Of the four seasons, the summer portion of my rotating roombox started out with the least obvious theme. Spring has flowers, fall has leaves, and winter has snow… what about summer? I gave the grass dead patches, but besides that there isn’t anything obvious about the base scene that really differentiates it from spring.

I’ve been hoarding a dandelion kit from SDK Miniatures for a while. I thought I could add one to the grass to suggest (along with the brown spots) that the lawn isn’t being cared for… it’s so hot that the people who live here have let the yard go.

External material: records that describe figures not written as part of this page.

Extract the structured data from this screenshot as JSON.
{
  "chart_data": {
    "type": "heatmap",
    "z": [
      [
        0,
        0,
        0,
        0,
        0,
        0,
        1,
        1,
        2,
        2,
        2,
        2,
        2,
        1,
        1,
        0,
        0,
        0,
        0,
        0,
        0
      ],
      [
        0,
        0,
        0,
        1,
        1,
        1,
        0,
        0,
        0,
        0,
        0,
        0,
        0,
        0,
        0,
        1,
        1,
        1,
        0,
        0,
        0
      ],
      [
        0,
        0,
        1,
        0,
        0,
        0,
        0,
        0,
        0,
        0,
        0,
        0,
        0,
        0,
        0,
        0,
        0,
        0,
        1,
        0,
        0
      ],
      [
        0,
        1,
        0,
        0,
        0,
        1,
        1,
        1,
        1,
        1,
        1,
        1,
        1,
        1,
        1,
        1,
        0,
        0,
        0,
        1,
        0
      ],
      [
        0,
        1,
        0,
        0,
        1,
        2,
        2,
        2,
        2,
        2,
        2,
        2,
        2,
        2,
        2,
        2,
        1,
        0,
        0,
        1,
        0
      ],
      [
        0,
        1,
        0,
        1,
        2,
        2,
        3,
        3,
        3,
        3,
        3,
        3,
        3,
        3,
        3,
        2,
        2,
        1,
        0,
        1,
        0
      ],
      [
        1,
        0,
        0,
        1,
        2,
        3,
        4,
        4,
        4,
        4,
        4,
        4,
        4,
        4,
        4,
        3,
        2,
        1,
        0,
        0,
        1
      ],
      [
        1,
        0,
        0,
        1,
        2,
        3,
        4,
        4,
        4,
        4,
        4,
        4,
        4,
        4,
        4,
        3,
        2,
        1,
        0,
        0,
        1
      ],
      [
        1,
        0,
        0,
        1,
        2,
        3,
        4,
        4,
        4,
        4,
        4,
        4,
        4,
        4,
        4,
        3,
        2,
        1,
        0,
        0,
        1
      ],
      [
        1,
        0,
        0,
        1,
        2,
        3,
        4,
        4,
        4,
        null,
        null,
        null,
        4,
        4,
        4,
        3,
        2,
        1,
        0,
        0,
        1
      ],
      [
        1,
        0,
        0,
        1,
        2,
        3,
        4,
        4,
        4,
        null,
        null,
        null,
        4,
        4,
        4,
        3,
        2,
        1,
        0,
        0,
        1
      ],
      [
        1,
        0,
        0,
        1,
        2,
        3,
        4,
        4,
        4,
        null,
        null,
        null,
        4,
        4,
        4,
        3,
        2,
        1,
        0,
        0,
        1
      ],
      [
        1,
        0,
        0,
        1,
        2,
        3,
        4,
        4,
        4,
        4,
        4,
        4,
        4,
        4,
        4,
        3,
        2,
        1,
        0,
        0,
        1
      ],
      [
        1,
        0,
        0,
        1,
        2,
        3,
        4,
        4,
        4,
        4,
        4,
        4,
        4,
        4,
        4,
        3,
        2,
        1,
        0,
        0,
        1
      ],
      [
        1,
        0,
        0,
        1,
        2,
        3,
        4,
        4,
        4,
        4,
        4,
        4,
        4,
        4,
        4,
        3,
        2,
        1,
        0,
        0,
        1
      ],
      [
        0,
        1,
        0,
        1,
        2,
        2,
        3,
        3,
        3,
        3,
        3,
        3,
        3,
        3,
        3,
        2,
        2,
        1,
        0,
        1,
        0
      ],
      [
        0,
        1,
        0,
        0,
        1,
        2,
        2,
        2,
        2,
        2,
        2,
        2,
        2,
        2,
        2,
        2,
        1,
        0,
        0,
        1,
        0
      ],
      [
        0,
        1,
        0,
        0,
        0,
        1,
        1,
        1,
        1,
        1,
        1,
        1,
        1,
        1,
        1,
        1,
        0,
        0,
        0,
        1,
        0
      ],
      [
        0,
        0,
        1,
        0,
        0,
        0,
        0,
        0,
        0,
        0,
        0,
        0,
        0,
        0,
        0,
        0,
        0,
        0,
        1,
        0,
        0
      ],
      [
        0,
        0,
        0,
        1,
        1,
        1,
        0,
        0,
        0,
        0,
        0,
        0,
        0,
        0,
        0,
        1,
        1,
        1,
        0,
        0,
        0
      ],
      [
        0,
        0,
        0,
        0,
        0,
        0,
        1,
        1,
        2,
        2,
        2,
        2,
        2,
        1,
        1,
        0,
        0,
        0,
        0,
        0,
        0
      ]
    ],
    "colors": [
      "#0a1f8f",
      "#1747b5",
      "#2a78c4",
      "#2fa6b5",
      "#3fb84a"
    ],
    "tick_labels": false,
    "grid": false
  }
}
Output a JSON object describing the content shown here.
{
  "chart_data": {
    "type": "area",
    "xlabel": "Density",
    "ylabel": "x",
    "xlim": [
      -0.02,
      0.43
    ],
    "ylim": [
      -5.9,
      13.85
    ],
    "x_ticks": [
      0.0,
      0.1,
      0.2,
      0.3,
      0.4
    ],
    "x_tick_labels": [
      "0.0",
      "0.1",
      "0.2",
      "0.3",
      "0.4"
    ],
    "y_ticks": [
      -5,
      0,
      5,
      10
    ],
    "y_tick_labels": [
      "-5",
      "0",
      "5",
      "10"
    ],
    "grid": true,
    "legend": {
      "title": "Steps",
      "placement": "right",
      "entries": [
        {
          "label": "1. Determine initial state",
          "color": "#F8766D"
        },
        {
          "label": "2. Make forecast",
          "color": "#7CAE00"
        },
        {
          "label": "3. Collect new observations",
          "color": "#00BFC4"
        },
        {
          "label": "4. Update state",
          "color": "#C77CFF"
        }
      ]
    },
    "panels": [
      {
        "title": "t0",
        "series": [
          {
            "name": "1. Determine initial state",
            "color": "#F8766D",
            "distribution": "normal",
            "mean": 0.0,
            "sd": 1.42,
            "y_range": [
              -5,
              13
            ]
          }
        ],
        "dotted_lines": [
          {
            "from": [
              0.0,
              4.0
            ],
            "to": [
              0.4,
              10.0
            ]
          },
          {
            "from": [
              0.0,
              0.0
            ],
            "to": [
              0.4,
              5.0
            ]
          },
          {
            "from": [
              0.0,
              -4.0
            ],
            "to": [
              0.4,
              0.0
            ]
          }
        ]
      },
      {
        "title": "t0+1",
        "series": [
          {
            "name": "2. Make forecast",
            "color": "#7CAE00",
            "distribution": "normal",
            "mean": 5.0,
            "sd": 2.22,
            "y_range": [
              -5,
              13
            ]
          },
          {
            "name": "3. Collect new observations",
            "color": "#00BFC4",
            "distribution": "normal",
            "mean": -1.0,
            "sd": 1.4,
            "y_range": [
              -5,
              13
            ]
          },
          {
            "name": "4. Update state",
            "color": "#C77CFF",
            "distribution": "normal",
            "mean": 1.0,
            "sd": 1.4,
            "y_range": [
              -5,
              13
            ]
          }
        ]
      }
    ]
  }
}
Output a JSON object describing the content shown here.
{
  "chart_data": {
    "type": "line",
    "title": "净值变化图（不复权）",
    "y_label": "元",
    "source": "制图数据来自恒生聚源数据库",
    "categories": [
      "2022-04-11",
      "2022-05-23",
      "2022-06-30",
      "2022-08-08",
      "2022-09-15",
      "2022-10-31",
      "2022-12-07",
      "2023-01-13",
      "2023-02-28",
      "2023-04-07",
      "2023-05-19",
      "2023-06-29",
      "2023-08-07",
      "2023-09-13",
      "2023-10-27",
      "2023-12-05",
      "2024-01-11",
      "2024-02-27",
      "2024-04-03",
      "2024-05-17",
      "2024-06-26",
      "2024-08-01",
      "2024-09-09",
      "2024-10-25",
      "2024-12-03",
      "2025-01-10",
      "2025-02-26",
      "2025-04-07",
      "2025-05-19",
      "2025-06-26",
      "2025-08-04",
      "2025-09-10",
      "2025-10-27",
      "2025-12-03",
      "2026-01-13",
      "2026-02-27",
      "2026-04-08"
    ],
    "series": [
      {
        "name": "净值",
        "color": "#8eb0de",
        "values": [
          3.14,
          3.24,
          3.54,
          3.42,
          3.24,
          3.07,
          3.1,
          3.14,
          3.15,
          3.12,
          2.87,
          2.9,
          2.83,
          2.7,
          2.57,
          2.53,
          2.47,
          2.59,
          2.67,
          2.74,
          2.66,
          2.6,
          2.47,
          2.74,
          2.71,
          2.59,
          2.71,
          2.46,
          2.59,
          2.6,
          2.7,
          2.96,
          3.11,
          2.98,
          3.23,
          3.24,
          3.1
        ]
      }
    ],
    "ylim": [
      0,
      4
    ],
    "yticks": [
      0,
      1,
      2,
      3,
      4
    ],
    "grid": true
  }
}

The picture on the front of the kit only shows yellow dandelions, but when I opened it I was pleasantly surprised to also find supplies for the white, “make a wish” balls dandelions turn into. This gave me the idea to use the dandelions to show the passage of time, with yellow ones in the spring and white ones in the summer.

Here they are assembled. I had a horrible time with the leaves. The same thing happened with the plants in the spring planters, I just can’t get them to stick to anything. They fall over and get stuck to my toothpick and don’t turn out anything like the leaves in the picture.

Luckily these are going to be tucked out of the way next to the door, so the messy leaves aren’t too obvious. I glued down each plant (the base is made from air dry clay) and then added crumb grass around the edges to blend in with the Noch grass.